For labor, the shift was especially telling, because North American unions had previously worked in isolation and focused on their own nations. But the debates over the content – and subsequent implementation – of the North American Free Trade Agreement pushed many unions and labor leaders in Mexico, Canada, and the United States to see their interests and futures as inextricably linked and to look for ways to ally with other movements. They organized across national boundaries and formed new political alliances with environmental, consumer, and immigrant rights groups. Equally significant, labor unions moved beyond traditional workplace-centered struggles to engage in broader and more diverse efforts. If they continued to act in isolation, labor leaders realized, the power of global corporations and other free trade promoters would be impossible to counter or temper.

Fostering More Democratically Transparent Negotiations

The fair trade coalition could not keep the U.S. Congress from ratifying the North American Free Trade Agreement, but it did help to alter legislators' positions on the specifics of the agreement. In Washington, DC and their home regions, coalition participants mobilized to lobby Congressional representatives and threaten unresponsive ones with loss of votes if they supported the trade pact. On the eve of the crucial vote, it appeared that the trade agreement might not pass because it contained few labor and environmental protections. In response, President Bill Clinton accepted side agreements to ensure enforcement of labor and environmental laws, making the North American Free Trade Agreement the first multi-lateral trade treaty to include such mechanisms, however minimal.

In short, in the early 1990s North American labor and environmental activists made it clear that trade agreements were public business, and that they were not simply about jobs or market rules, but also about the environment, consumer protections, workplace safety, and other matters previously pigeonholed as purely “domestic.” This new understanding soon diffused across the globe, inspiring social activists in many nations to demand access and relevant legal provisions when their governments negotiated trade agreements.

Continuing Struggles over Democratic Scrutiny

Right now, new rounds of debate focus on labor, environmental, and other protections in a proposed Trans-Pacific Partnership Agreement and a new version of the Trans-Atlantic Free Trade Agreement that supporters call the Transatlantic Trade and Investment Partnership. Civil society organizations want to continue the wide-ranging democratic debates that started in the 1990s, but corporations and government agencies have never stopped looking for new ways to avoid public scrutiny of trade negotiations.

Between 1995 and 1997 the Clinton administration tried to conduct secret trade negotiations of the Multilateral Agreement on Investment, which ultimately failed. Currently, the administration of President Barack Obama is likewise trying to negotiate trade agreements in secret, blocking access by Congress and civil society groups to draft documents and negotiating positions. By treating interim documents as classified, the Obama administration is blatantly violating a 2002 sunshine law supported by labor and environmental groups and is also alienating many people in both political parties.

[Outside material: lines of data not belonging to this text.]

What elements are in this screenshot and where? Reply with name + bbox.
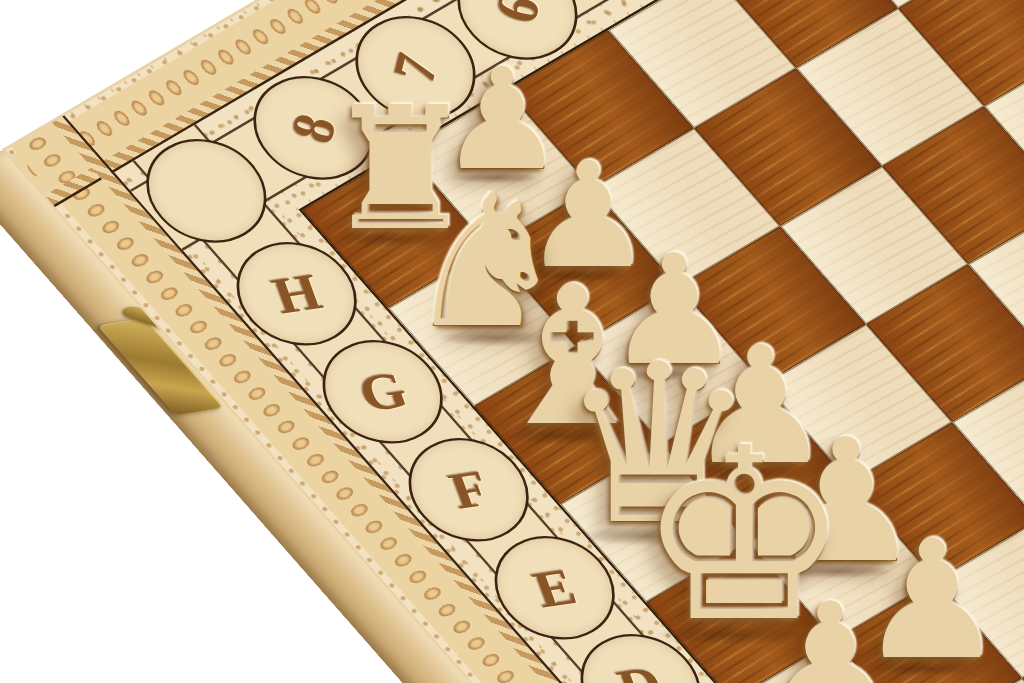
coordinate-label: H xyxy=(264,262,329,326)
chess-board-photo: { "game": { "name": "chess", "descriptio… xyxy=(0,0,1024,683)
coordinate-label: G xyxy=(350,360,415,424)
piece-white-pawn-c8[interactable]: ♟ xyxy=(758,582,901,683)
coordinate-label: 6 xyxy=(481,0,554,30)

Worse, the Obama administration’s secretive approach shows that it has not learned one of the most important lessons from the 1990s. To be sure, the North American Free Trade Agreement was very flawed, but it was a better international pact than it would have been without input from many affected social groups in the United States, Mexico, and Canada. In coming months and years, any new trade agreements the United States enters into can only benefit from similarly broad democratic input. Trade agreements among nations affect many dimensions of economic and social life and they cannot be left only to self-interested insiders.